Beschluss vom Oberverwaltungsgericht Nordrhein-Westfalen - 2 B 826/20
Tenor
Die Beschwerde wird zurückgewiesen.
Die Antragstellerin trägt die Kosten des Beschwerdeverfahrens einschließlich der außergerichtlichen Kosten der Beigeladenen.
Der Streitwert wird auch für das Beschwerdeverfahren auf 15.000,- Euro festgesetzt.
1
Gründe:
2Die Beschwerde hat keinen Erfolg.
3Die in der Beschwerdebegründung fristgerecht dargelegten Gründe, auf deren Prüfung der Senat nach § 146 Abs. 4 Satz 6 VwGO beschränkt ist, rechtfertigen keine Änderung der angefochtenen Entscheidung, mit der es das Verwaltungsgericht abgelehnt hat, die aufschiebende Wirkung der Klage der Antragstellerin gegen die der Beigeladenen von der Antragsgegnerin erteilte Baugenehmigung für den Neubau eines Haus- und Gartencenters für Landhandel mit Regallager und Tankstelle auf dem Grundstück O. 2 anzuordnen. Auch unter Zugrundelegung des Beschwerdevorbringens spricht vielmehr mindestens Überwiegendes dafür, dass die angegriffene Genehmigung Rechte der Antragstellerin nicht berührt. Jedenfalls fällt angesichts dessen die nach § 80 Abs. 5 VwGO erforderliche Interessenabwägung – zumal vor dem Hintergrund des § 212a BauGB – zu Lasten der Antragstellerin aus, wie es das Verwaltungsgericht eingehend und mit zutreffendem Ergebnis dargelegt hat. Die fristgerecht eingegangenen Ausführungen in der Beschwerdebegründung geben keine Veranlassung zu einer abweichenden Bewertung; Anhaltspunkte für eine offensichtliche Rechtswidrigkeit der Baugenehmigung wegen der Verletzung von auch die Antragstellerin schützenden Normen ergeben sich daraus nicht.

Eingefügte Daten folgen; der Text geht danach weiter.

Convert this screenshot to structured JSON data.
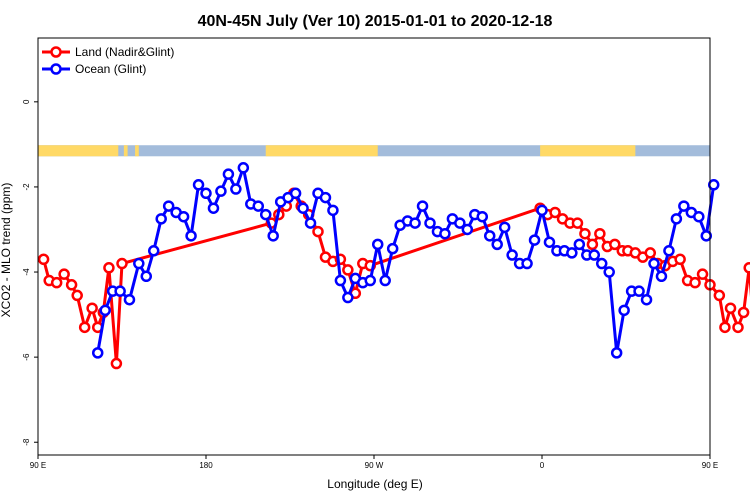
{
  "chart_data": {
    "type": "line",
    "title": "40N-45N July (Ver 10)   2015-01-01 to 2020-12-18",
    "xlabel": "Longitude (deg E)",
    "ylabel": "XCO2 - MLO trend (ppm)",
    "xlim": [
      90,
      450
    ],
    "ylim": [
      -8.3,
      1.5
    ],
    "x_ticks": [
      90,
      180,
      270,
      360,
      450,
      540
    ],
    "x_tick_labels": [
      "90 E",
      "180",
      "90 W",
      "0",
      "90 E",
      "180"
    ],
    "y_ticks": [
      0,
      -2,
      -4,
      -6,
      -8
    ],
    "y_tick_labels": [
      "0",
      "-2",
      "-4",
      "-6",
      "-8"
    ],
    "grid": false,
    "legend_position": "top-left",
    "land_ocean_strip": {
      "y_range": [
        -1.28,
        -1.02
      ],
      "land_color": "#FFD966",
      "ocean_color": "#A3BCDB",
      "land_segments": [
        [
          90,
          133
        ],
        [
          136,
          138
        ],
        [
          142,
          144
        ],
        [
          212,
          272
        ],
        [
          359,
          410
        ],
        [
          451,
          498
        ],
        [
          501,
          503
        ]
      ]
    },
    "series": [
      {
        "name": "Land (Nadir&Glint)",
        "color": "#FF0000",
        "x": [
          93,
          96,
          100,
          104,
          108,
          111,
          115,
          119,
          122,
          125,
          128,
          132,
          135,
          215,
          219,
          223,
          227,
          231,
          235,
          240,
          244,
          248,
          252,
          256,
          260,
          264,
          268,
          359,
          363,
          367,
          371,
          375,
          379,
          383,
          387,
          391,
          395,
          399,
          403,
          406,
          410,
          414,
          418,
          422,
          426,
          430,
          434,
          438,
          442,
          446,
          450,
          455,
          458,
          461,
          465,
          468,
          471,
          475,
          478,
          481,
          485
        ],
        "y": [
          -3.7,
          -4.2,
          -4.25,
          -4.05,
          -4.3,
          -4.55,
          -5.3,
          -4.85,
          -5.3,
          -4.95,
          -3.9,
          -6.15,
          -3.8,
          -2.85,
          -2.65,
          -2.45,
          -2.15,
          -2.45,
          -2.65,
          -3.05,
          -3.65,
          -3.75,
          -3.7,
          -3.95,
          -4.5,
          -3.8,
          -3.85,
          -2.5,
          -2.65,
          -2.6,
          -2.75,
          -2.85,
          -2.85,
          -3.1,
          -3.35,
          -3.1,
          -3.4,
          -3.35,
          -3.5,
          -3.5,
          -3.55,
          -3.65,
          -3.55,
          -3.8,
          -3.85,
          -3.75,
          -3.7,
          -4.2,
          -4.25,
          -4.05,
          -4.3,
          -4.55,
          -5.3,
          -4.85,
          -5.3,
          -4.95,
          -3.9,
          -6.15,
          -3.8,
          -2.85,
          -2.65
        ]
      },
      {
        "name": "Ocean (Glint)",
        "color": "#0000FF",
        "x": [
          122,
          126,
          130,
          134,
          139,
          144,
          148,
          152,
          156,
          160,
          164,
          168,
          172,
          176,
          180,
          184,
          188,
          192,
          196,
          200,
          204,
          208,
          212,
          216,
          220,
          224,
          228,
          232,
          236,
          240,
          244,
          248,
          252,
          256,
          260,
          264,
          268,
          272,
          276,
          280,
          284,
          288,
          292,
          296,
          300,
          304,
          308,
          312,
          316,
          320,
          324,
          328,
          332,
          336,
          340,
          344,
          348,
          352,
          356,
          360,
          364,
          368,
          372,
          376,
          380,
          384,
          388,
          392,
          396,
          400,
          404,
          408,
          412,
          416,
          420,
          424,
          428,
          432,
          436,
          440,
          444,
          448,
          452
        ],
        "y": [
          -5.9,
          -4.9,
          -4.45,
          -4.45,
          -4.65,
          -3.8,
          -4.1,
          -3.5,
          -2.75,
          -2.45,
          -2.6,
          -2.7,
          -3.15,
          -1.95,
          -2.15,
          -2.5,
          -2.1,
          -1.7,
          -2.05,
          -1.55,
          -2.4,
          -2.45,
          -2.65,
          -3.15,
          -2.35,
          -2.25,
          -2.15,
          -2.5,
          -2.85,
          -2.15,
          -2.25,
          -2.55,
          -4.2,
          -4.6,
          -4.15,
          -4.25,
          -4.2,
          -3.35,
          -4.2,
          -3.45,
          -2.9,
          -2.8,
          -2.85,
          -2.45,
          -2.85,
          -3.05,
          -3.1,
          -2.75,
          -2.85,
          -3.0,
          -2.65,
          -2.7,
          -3.15,
          -3.35,
          -2.95,
          -3.6,
          -3.8,
          -3.8,
          -3.25,
          -2.55,
          -3.3,
          -3.5,
          -3.5,
          -3.55,
          -3.35,
          -3.6,
          -3.6,
          -3.8,
          -4.0,
          -5.9,
          -4.9,
          -4.45,
          -4.45,
          -4.65,
          -3.8,
          -4.1,
          -3.5,
          -2.75,
          -2.45,
          -2.6,
          -2.7,
          -3.15,
          -1.95
        ]
      }
    ]
  }
}
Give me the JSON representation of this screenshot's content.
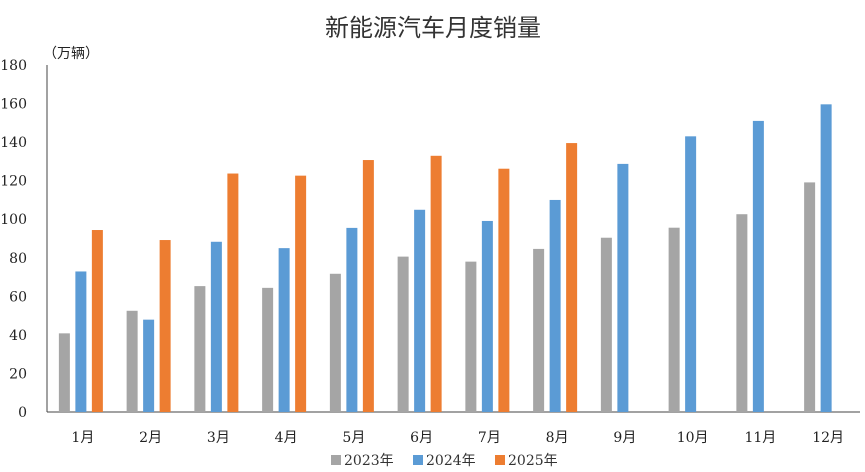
{
  "chart_data": {
    "type": "bar",
    "title": "新能源汽车月度销量",
    "ylabel": "（万辆）",
    "xlabel": "",
    "categories": [
      "1月",
      "2月",
      "3月",
      "4月",
      "5月",
      "6月",
      "7月",
      "8月",
      "9月",
      "10月",
      "11月",
      "12月"
    ],
    "ylim": [
      0,
      180
    ],
    "yticks": [
      0,
      20,
      40,
      60,
      80,
      100,
      120,
      140,
      160,
      180
    ],
    "grid": false,
    "legend_position": "bottom",
    "series": [
      {
        "name": "2023年",
        "color": "#a5a5a5",
        "values": [
          40.8,
          52.5,
          65.3,
          64.4,
          71.7,
          80.6,
          78.0,
          84.6,
          90.4,
          95.6,
          102.6,
          119.1
        ]
      },
      {
        "name": "2024年",
        "color": "#5b9bd5",
        "values": [
          72.9,
          47.9,
          88.3,
          85.0,
          95.5,
          104.9,
          99.1,
          110.0,
          128.7,
          143.0,
          151.0,
          159.6
        ]
      },
      {
        "name": "2025年",
        "color": "#ed7d31",
        "values": [
          94.4,
          89.2,
          123.7,
          122.6,
          130.7,
          132.9,
          126.2,
          139.5,
          null,
          null,
          null,
          null
        ]
      }
    ]
  }
}
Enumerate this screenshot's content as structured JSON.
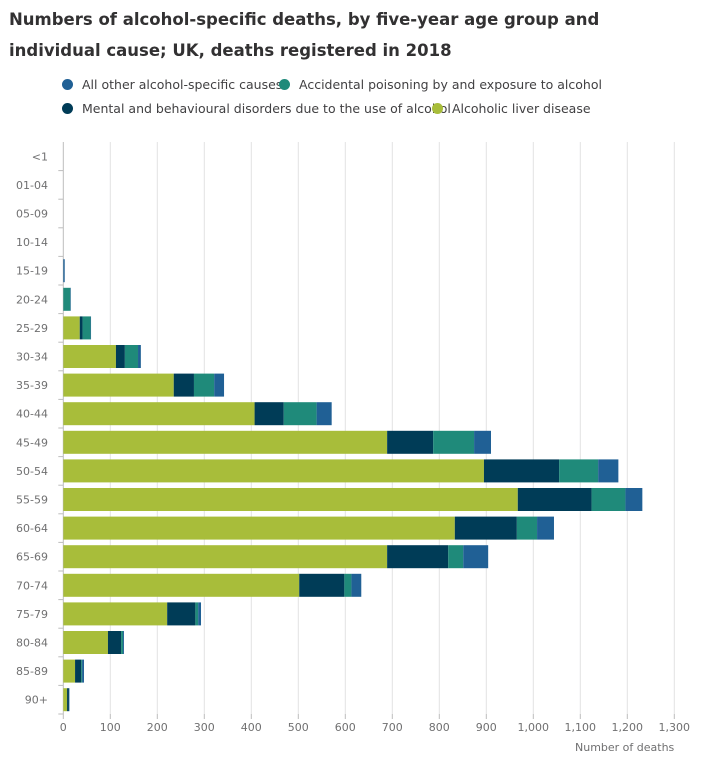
{
  "chart_data": {
    "type": "bar",
    "orientation": "horizontal",
    "stacked": true,
    "title": "Numbers of alcohol-specific deaths, by five-year age group and individual cause; UK, deaths registered in 2018",
    "xlabel": "Number of deaths",
    "ylabel": "",
    "xlim": [
      0,
      1300
    ],
    "xticks": [
      "0",
      "100",
      "200",
      "300",
      "400",
      "500",
      "600",
      "700",
      "800",
      "900",
      "1,000",
      "1,100",
      "1,200",
      "1,300"
    ],
    "grid": true,
    "legend_position": "top",
    "categories": [
      "<1",
      "01-04",
      "05-09",
      "10-14",
      "15-19",
      "20-24",
      "25-29",
      "30-34",
      "35-39",
      "40-44",
      "45-49",
      "50-54",
      "55-59",
      "60-64",
      "65-69",
      "70-74",
      "75-79",
      "80-84",
      "85-89",
      "90+"
    ],
    "legend": [
      {
        "name": "All other alcohol-specific causes",
        "color": "#206095"
      },
      {
        "name": "Accidental poisoning by and exposure to alcohol",
        "color": "#1f8a7a"
      },
      {
        "name": "Mental and behavioural disorders due to the use of alcohol",
        "color": "#003c57"
      },
      {
        "name": "Alcoholic liver disease",
        "color": "#a8bd3a"
      }
    ],
    "series": [
      {
        "name": "Alcoholic liver disease",
        "color": "#a8bd3a",
        "values": [
          0,
          0,
          0,
          0,
          0,
          0,
          35,
          112,
          235,
          407,
          689,
          895,
          967,
          833,
          689,
          502,
          221,
          95,
          25,
          8
        ]
      },
      {
        "name": "Mental and behavioural disorders due to the use of alcohol",
        "color": "#003c57",
        "values": [
          0,
          0,
          0,
          0,
          0,
          0,
          6,
          19,
          43,
          62,
          98,
          160,
          157,
          132,
          130,
          96,
          60,
          28,
          13,
          4
        ]
      },
      {
        "name": "Accidental poisoning by and exposure to alcohol",
        "color": "#1f8a7a",
        "values": [
          0,
          0,
          0,
          0,
          0,
          15,
          17,
          28,
          43,
          70,
          87,
          83,
          72,
          43,
          32,
          15,
          6,
          4,
          2,
          0
        ]
      },
      {
        "name": "All other alcohol-specific causes",
        "color": "#206095",
        "values": [
          0,
          0,
          0,
          0,
          3,
          1,
          1,
          6,
          21,
          32,
          36,
          43,
          36,
          36,
          53,
          21,
          6,
          2,
          4,
          1
        ]
      }
    ]
  }
}
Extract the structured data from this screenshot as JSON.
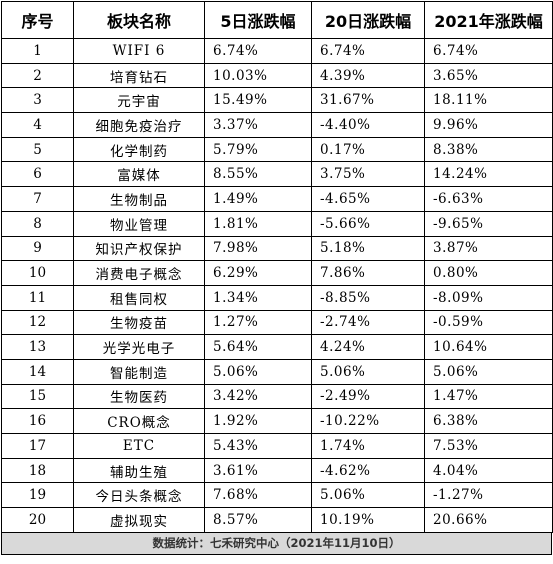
{
  "table": {
    "headers": [
      "序号",
      "板块名称",
      "5日涨跌幅",
      "20日涨跌幅",
      "2021年涨跌幅"
    ],
    "rows": [
      [
        "1",
        "WIFI 6",
        "6.74%",
        "6.74%",
        "6.74%"
      ],
      [
        "2",
        "培育钻石",
        "10.03%",
        "4.39%",
        "3.65%"
      ],
      [
        "3",
        "元宇宙",
        "15.49%",
        "31.67%",
        "18.11%"
      ],
      [
        "4",
        "细胞免疫治疗",
        "3.37%",
        "-4.40%",
        "9.96%"
      ],
      [
        "5",
        "化学制药",
        "5.79%",
        "0.17%",
        "8.38%"
      ],
      [
        "6",
        "富媒体",
        "8.55%",
        "3.75%",
        "14.24%"
      ],
      [
        "7",
        "生物制品",
        "1.49%",
        "-4.65%",
        "-6.63%"
      ],
      [
        "8",
        "物业管理",
        "1.81%",
        "-5.66%",
        "-9.65%"
      ],
      [
        "9",
        "知识产权保护",
        "7.98%",
        "5.18%",
        "3.87%"
      ],
      [
        "10",
        "消费电子概念",
        "6.29%",
        "7.86%",
        "0.80%"
      ],
      [
        "11",
        "租售同权",
        "1.34%",
        "-8.85%",
        "-8.09%"
      ],
      [
        "12",
        "生物疫苗",
        "1.27%",
        "-2.74%",
        "-0.59%"
      ],
      [
        "13",
        "光学光电子",
        "5.64%",
        "4.24%",
        "10.64%"
      ],
      [
        "14",
        "智能制造",
        "5.06%",
        "5.06%",
        "5.06%"
      ],
      [
        "15",
        "生物医药",
        "3.42%",
        "-2.49%",
        "1.47%"
      ],
      [
        "16",
        "CRO概念",
        "1.92%",
        "-10.22%",
        "6.38%"
      ],
      [
        "17",
        "ETC",
        "5.43%",
        "1.74%",
        "7.53%"
      ],
      [
        "18",
        "辅助生殖",
        "3.61%",
        "-4.62%",
        "4.04%"
      ],
      [
        "19",
        "今日头条概念",
        "7.68%",
        "5.06%",
        "-1.27%"
      ],
      [
        "20",
        "虚拟现实",
        "8.57%",
        "10.19%",
        "20.66%"
      ]
    ]
  },
  "footer": {
    "source": "数据统计：七禾研究中心（2021年11月10日）"
  }
}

4Dies gilt schon deshalb, weil im vorliegenden Eilverfahren der Bebauungsplan Nr. – O. „Raiffeisenmarkt“ grundsätzlich als wirksam zugrundezulegen ist. Dies entspricht der ständigen Rechtsprechung des beschließenden Gerichts.
5Vgl. etwa OVG NRW, Beschluss vom 26. September 2016 - 2 B 660/16 -, juris. Rn. 27.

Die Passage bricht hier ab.